This turned out to be a monodrama lasting 65 minutes by Jane Montgomery Griffiths, with the single performer Victoria Grove getting to play I guess four parts. It started with Sappho in a wooden cage thing with ropes and sheeting beginning the Hymn to Aphrodite with rather Modern Greek pronunciation and leaving out the specific invocation of the god and her attributes. I feared the worst.
As the thing developed Sappho explained how she had become a thing of gaps, which gaps men had attempted to fill with salacious pedantry, and by making her die for the love of a sweaty public transport worker (Phaon the ferryman). This was built around sections and phrases from Sappho’s surviving works and other literary sources, including Yeats, the myth from The Symposium, and other sources I probably should have recognised.
Then we got into the affair between Atthis, a young American actress now, and the star who was playing Phaedra (in a play that had apparently gained the most famous line from Medea) and that was very good, especially as Victoria Grove got to play both of them and the star’s daughter as well. And threw herself about the roped cage, not infrequently hanging upside-down to deliver her lines.

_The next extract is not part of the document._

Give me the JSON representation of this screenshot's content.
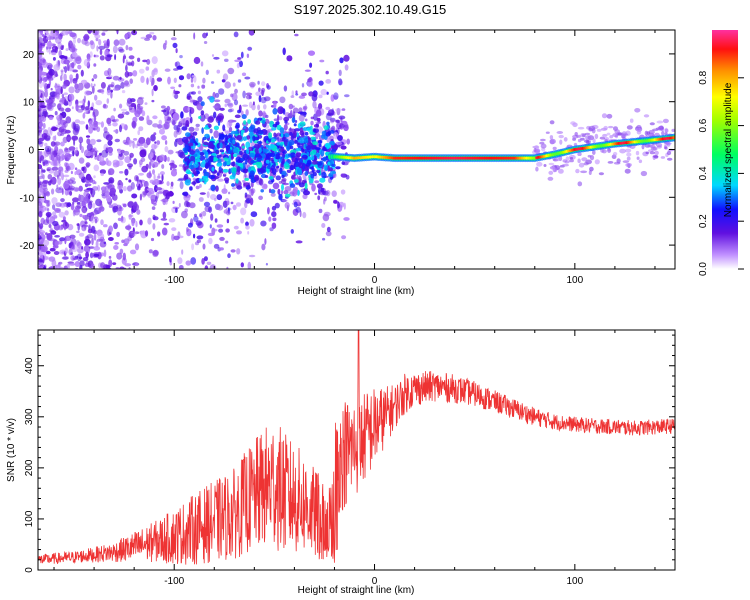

That’s what you need to do of course: put what you want to say about Sappho and women in the theatre and love into concrete characters and their relationships, not a public lecture.
As for the 9 fragments, using the Voigt numbering I detected at least allusions to Nos 1, 34, 47, 49, 53, 94, 105A, 105B, 110, 111, 120, 130, 145, 137.
What was the reason for the cage and the ropes? The human female form divine was hardly invisible to the Greeks in the way it was in the Christian era, after all. Maybe that Sappho turned confinement to her own purposes in the same way that loss of the text became polyvalency.